Mommy Burnout: It’s Real & What You Can Do About It
The ideas I had in my head of motherhood before kids was of happy trips to the park, warm summer days, cuddling, teaching them how to ride a bike…you know, all the good things. It never occurred to me that there would be hard days, blowouts, tantrums, cleaning up poop constantly. Lets just say reality hit me like a ton of bricks in the face. Suddenly you are wondering what in the world you ever did before kids.
Of course I enjoyed the newborn days of sleepy babies and long walks while they napped in the stroller…and then they are screaming at the top of their longs before nap time.
I cherished the early words they tried to bable along with every time they called me mama…and then they started yelling no.

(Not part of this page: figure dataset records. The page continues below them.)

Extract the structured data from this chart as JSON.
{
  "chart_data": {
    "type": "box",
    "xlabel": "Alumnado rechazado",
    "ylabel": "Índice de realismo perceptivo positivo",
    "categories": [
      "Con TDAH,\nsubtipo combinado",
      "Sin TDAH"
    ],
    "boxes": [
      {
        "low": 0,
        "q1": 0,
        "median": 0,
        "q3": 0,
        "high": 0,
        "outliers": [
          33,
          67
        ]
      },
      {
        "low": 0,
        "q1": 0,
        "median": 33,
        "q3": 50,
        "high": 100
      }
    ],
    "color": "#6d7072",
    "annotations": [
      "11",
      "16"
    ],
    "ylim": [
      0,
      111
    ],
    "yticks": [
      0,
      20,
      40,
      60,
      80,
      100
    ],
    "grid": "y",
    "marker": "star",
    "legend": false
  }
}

As our kids grow and change, so do we. Losing your patients and snapping at your kids over little things not only wears on your kiddos but also yourself. It can have you start asking yourself what is wrong with me? Why am I losing my shit? Is this really that big of a deal? This is what I would classify as “Mom Burnout” the dictionary doesn’t have this defined but I’m going to tell you what it should say.
“MOM BURNOUT: The mother of children who is dead tired, worn out, overwhelmed and has no time for herself. She sleeps with one ear on listening for awake children; wears materials made of stretch or spandex only; eats standing up or in the front seat of her car in less than 30 seconds; makes multiple meals and snacks every day, cleans, picks-up, entertains, plays, comforts, cuddles, nurses, folds, washes, rocks a child every waking moment of each and every single day. Selfishly takes care of everyone around her, but herself. She’s superwoman, but she’s dog tired and having mommy burnout means that this wonder woman has hit the threshold where she needs help and changes have to be made because the hamster wheel has to stop.
Being a mom is hard. Harder than I thought.
There is NO reason to feel guilty or ashamed because you feel burnt out because truth be told, being a parent is exhausting. You are constantly being pulled in all different directions. It really is the best and hardest job all at the same time.
You aren’t only a mom but a driver, meal maker, doctor, playmate, sleeping buddy, and safety net. While the list goes on and on for the daily tasks that need to be done, we’re expected to maintain our home, plan activities, and socialize our children (and then some).
(I don’t know about you but just reading that list made me feel like I needed a nap)
Having mommy burnout does NOT make you a bad mom, it makes you human. However realizing you are coming to your breaking point before you lose your shit is key. Here are a few things I started to change once I noticed I was slipping into my own mom funk.
Create a daily routine and stick with it.
Create a schedule both you and your children can stick with.
Having a routine of eating schedules, nap time, play time, will not only help you manage what needs to be done but also help set expectations for your kiddos. Children thrive when they have a daily schedule that works and keeps sleep and eating times consistent from day to day.
Revamp your morning or evening (or both) routine.
When you wake up in the morning, or go to bed at night feeling worn down because you don’t have much left to fill your own tank, it might be time to change up your personal routine.
Feeling exhausted by 5PM, not having energy to make it to bedtime after a long day with my kiddos is all too familiar. To make matters worse I’d look around and see that there is a pile of laundry, dirty kitchen, a million dishes to do, and still needing to make dinner and bath time.
Changing up your routine and knowing that it doesn’t all have to be done or perfect helps me a ton!
Let kids entertain themselves.
Today, there is a misconception that we have to be entertaining out kids 24/7.
STOP THIS. Erase this misconception from your brain. It is more than okay to let your kids sit and entertain themselves. This is how they learn and create. How are they going to be able to be creative if you are always hovering over, or constantly entertaining them?
Get out of the house.
If you are in a rut, step outside. Changing your environment from the same ole’ day to day routine can help immensely in your mood.
This doesn’t have to be a extravagant outing, it can be as simple as taking a walk or scheduling a play date. Your kids will appreciate the change of scenery just as much as you will!
Take pride in getting ready.
Helping get out of your pants requires real clothes…not the workout clothes that look like you could have slept in them. Take time to shower, do your hair and makeup, even if it’s just mascara. If you look good you feel good. Spending a little time on yourself goes a long way.
Find something you love to do.
What did you love to do BEFORE YOU HAD KIDS? Reading, running, movies, singing in a choir or crafting?
Now that you have a routine and know when you’ll have time for you or when you hire a babysitter, incorporate things you love into your personal time. It may be as simple as going to your favorite coffee spot for a cup or two of uninterrupted you time, or signing up for a new class.
Most importantly, remember to go easy on yourself.
Know this, the feelings of burnout won’t last forever.
You are doing the best you can and that’s all your children need but you have to take care of yourself as well. You are important, your family sustains itself and functions because of all that you do all day long.